Did you know there is a difference? Folate is in food; folic acid has been added to our food. Information coming out now is pointing to the dangers of consuming folic acid. I feel especially passionate about passing on this article ("Is Your Breakfast Giving You Cancer?", because I am just one of many expectant moms, most of whom are being encouraged to consume a multi-vitamin with folic acid. After my own reading and research, we decided over four years ago that multi-vitamins were not proven safe or effective. "The research is mixed, at best," says Jay Martin, president of NSA JuicePlus. During my pregnancies, I confidently eat extra JuicePlus because it is ONLY food and I know that the folate I need is best consumed from these raw foods. Our family does not consume multi-vitamins. We stay away from things enriched and fortified. (Would you be enriched if someone stole $100 from you and then gave you back $10?!) We steer clear of processed foods and try to eat as WHOLE as possible.

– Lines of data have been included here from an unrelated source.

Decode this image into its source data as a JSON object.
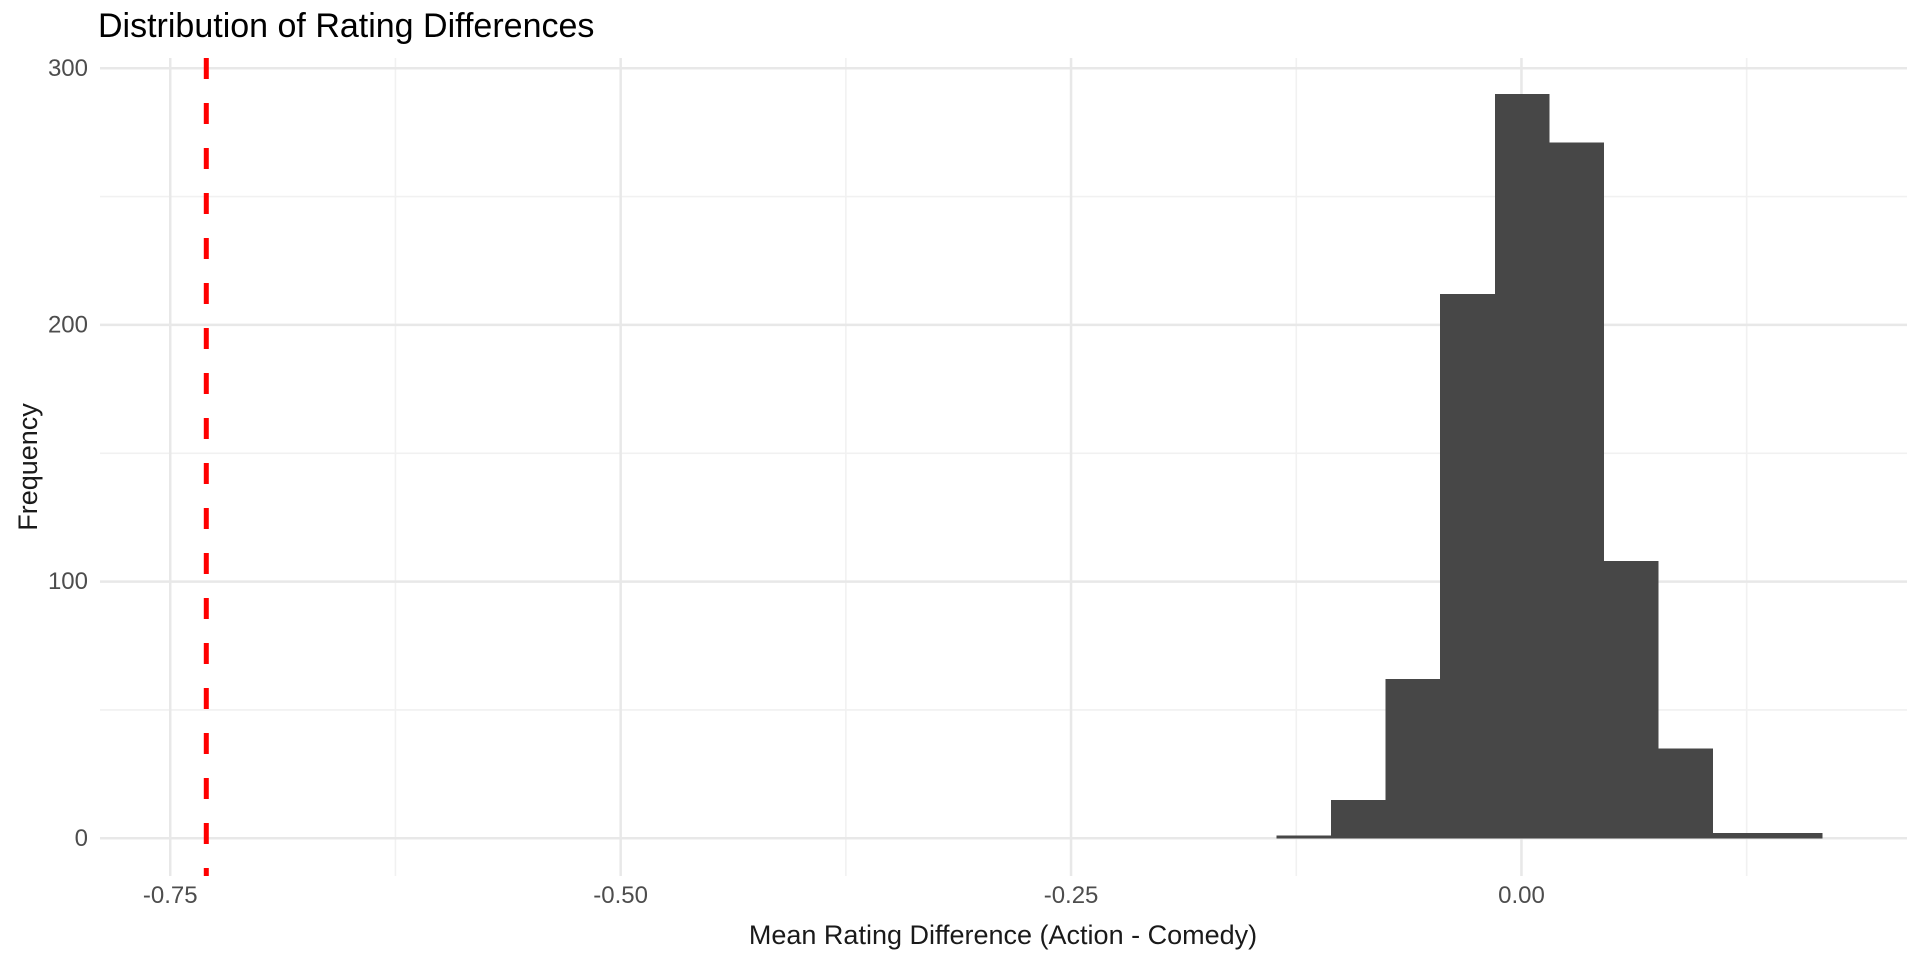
{
  "chart_data": {
    "type": "bar",
    "subtype": "histogram",
    "title": "Distribution of Rating Differences",
    "xlabel": "Mean Rating Difference (Action - Comedy)",
    "ylabel": "Frequency",
    "bin_start": -0.136,
    "bin_width": 0.0303,
    "counts": [
      1,
      15,
      62,
      212,
      290,
      271,
      108,
      35,
      2,
      2
    ],
    "x_tick_values": [
      -0.75,
      -0.5,
      -0.25,
      0
    ],
    "x_tick_labels": [
      "-0.75",
      "-0.50",
      "-0.25",
      "0.00"
    ],
    "x_minor_tick_values": [
      -0.625,
      -0.375,
      -0.125,
      0.125
    ],
    "y_tick_values": [
      0,
      100,
      200,
      300
    ],
    "y_tick_labels": [
      "0",
      "100",
      "200",
      "300"
    ],
    "y_minor_tick_values": [
      50,
      150,
      250
    ],
    "xlim": [
      -0.789,
      0.214
    ],
    "ylim": [
      -14.7,
      304
    ],
    "vline": {
      "x": -0.73,
      "color": "#FF0000",
      "style": "dashed"
    },
    "legend_position": "none",
    "grid": "major-and-minor",
    "colors": {
      "bar_fill": "#474747",
      "grid_major": "#E8E8E8",
      "grid_minor": "#F1F1F1",
      "axis_text": "#4D4D4D",
      "title_text": "#000000",
      "axis_title_text": "#1A1A1A",
      "background": "#FFFFFF"
    }
  }
}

These make total sense to me. Here are the conclusions of the above article from Prevention:
* Continue to eat as many foods as you want that contain natural folate (leafy greens, citrus fruits, lentils, and dried beans). You can't OD that way.

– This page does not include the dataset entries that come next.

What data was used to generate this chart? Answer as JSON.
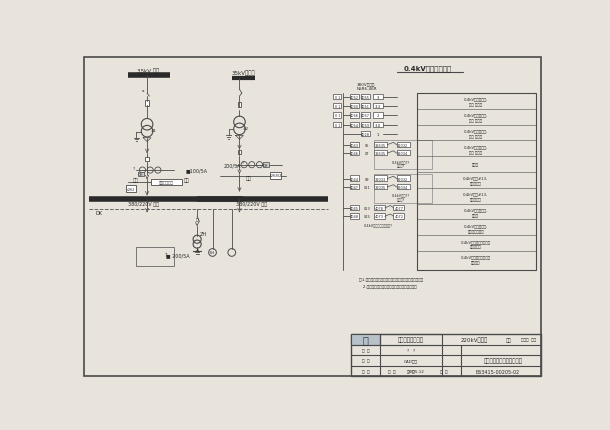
{
  "bg_color": "#e8e4dc",
  "line_color": "#4a4a4a",
  "dark_color": "#2a2a2a",
  "watermark_color": "#c8c0b0",
  "title_35kv_left": "35kV 甲线",
  "title_35kv_right": "35kV施工变",
  "label_380_left": "380/220V 甲母",
  "label_380_right": "380/220V 乙母",
  "label_ct_left": "■100/5A",
  "label_ct_right": "200/5A",
  "label_qf1": "#1",
  "label_qf2": "#2",
  "label_269": "ɩ26Ι",
  "label_260": "ɩ26Θ2",
  "label_dk": "DK",
  "label_zh": "ZH",
  "label_bzy": "备用电源自投",
  "label_fenhe": "风合",
  "label_200_5a": "■ 200/5A",
  "label_lh": "LH",
  "right_title": "0.4kV自投柜示意图",
  "label_nsr": "380V馈线柜",
  "label_nsr2": "NSR6-46R",
  "note1": "注:1.常规，直路方式自投动作已完成自投装置内部完成。",
  "note2": "   2.自投装置合分各路开关由自投装置自行完成。",
  "tb_company": "湖南省电力设计院",
  "tb_project": "220kV变电所",
  "tb_drawing": "所用变压器及备自投示意图",
  "tb_date": "2005.12",
  "tb_no": "E63415-00205-02",
  "rows_main": [
    {
      "y_left_label": "II 1",
      "left1": "4062",
      "left2": "4065",
      "right_label": "3"
    },
    {
      "y_left_label": "II 1",
      "left1": "4060",
      "left2": "4061",
      "right_label": "3.3"
    },
    {
      "y_left_label": "II 1",
      "left1": "4066",
      "left2": "4067",
      "right_label": "2"
    },
    {
      "y_left_label": "II 1",
      "left1": "4064",
      "left2": "4069",
      "right_label": "3.0"
    }
  ],
  "row_1": {
    "left1": "4028",
    "right_label": "1"
  },
  "rows_section1": [
    {
      "id_left": "4043",
      "num": "05",
      "b1": "31635",
      "b2": "31032"
    },
    {
      "id_left": "4046",
      "num": "07",
      "b1": "31635",
      "b2": "31034"
    }
  ],
  "rows_section2": [
    {
      "id_left": "4044",
      "num": "09",
      "b1": "32033",
      "b2": "32032"
    },
    {
      "id_left": "4047",
      "num": "011",
      "b1": "32035",
      "b2": "32034"
    }
  ],
  "rows_section3": [
    {
      "id_left": "4045",
      "num": "013",
      "b1": "4078",
      "b2": "4077"
    },
    {
      "id_left": "4048",
      "num": "015",
      "b1": "4073",
      "b2": "4072"
    }
  ],
  "legend_items": [
    "0.4kV备用变压器,\n合闸 馈线柜",
    "0.4kV备用变压器,\n回路 馈线柜",
    "0.4kV备用变压器,\n合闸 馈线柜",
    "0.4kV备用变压器,\n合闸 馈线柜",
    "公共柜",
    "0.4kV备用#13,\n合闸位置柜",
    "0.4kV备用#13,\n合自位置柜",
    "0.4kV备用变压器,\n馈线柜",
    "0.4kV备用变压器,\n合自位置馈线柜",
    "0.4kV所用分段自投装置\n馈线分位置",
    "0.4kV所用分段自投装置\n合闸位置"
  ]
}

* Read labels. Cereals vary wildly in the amounts of folic acid they contain, and you can probably figure that you're getting more than the label says. One study of the 29 most popular cereals found that the actual level of folic acid and iron was up to 3 times higher than the amount listed. Check your sports drink too--many contain folic acid.
* Switch to noninstant oatmeal, which isn't usually fortified, instead of other breakfast cereals.
* Choose whole grain flour, bread, cereal, pasta, and rice. Whole grain foods aren't required to be fortified. As a result, 1 cup of whole wheat flour has only about 50 mcg of folic acid, while the same amount of refined flour contains almost 400 mcg. If your bread or cereal is made with whole grain flour, that should be the first ingredient listed.
* Rethink that multivitamin. A recent CDC study discovered that half of supplement users who took supplements with more than 400 mcg of folic acid exceeded 1,000 mcg per day of folic acid. Most supplements pack 400 mcg. If you take a multi as insurance, ask your doctor whether individual supplements (of vitamin D and calcium, for instance) may be smarter.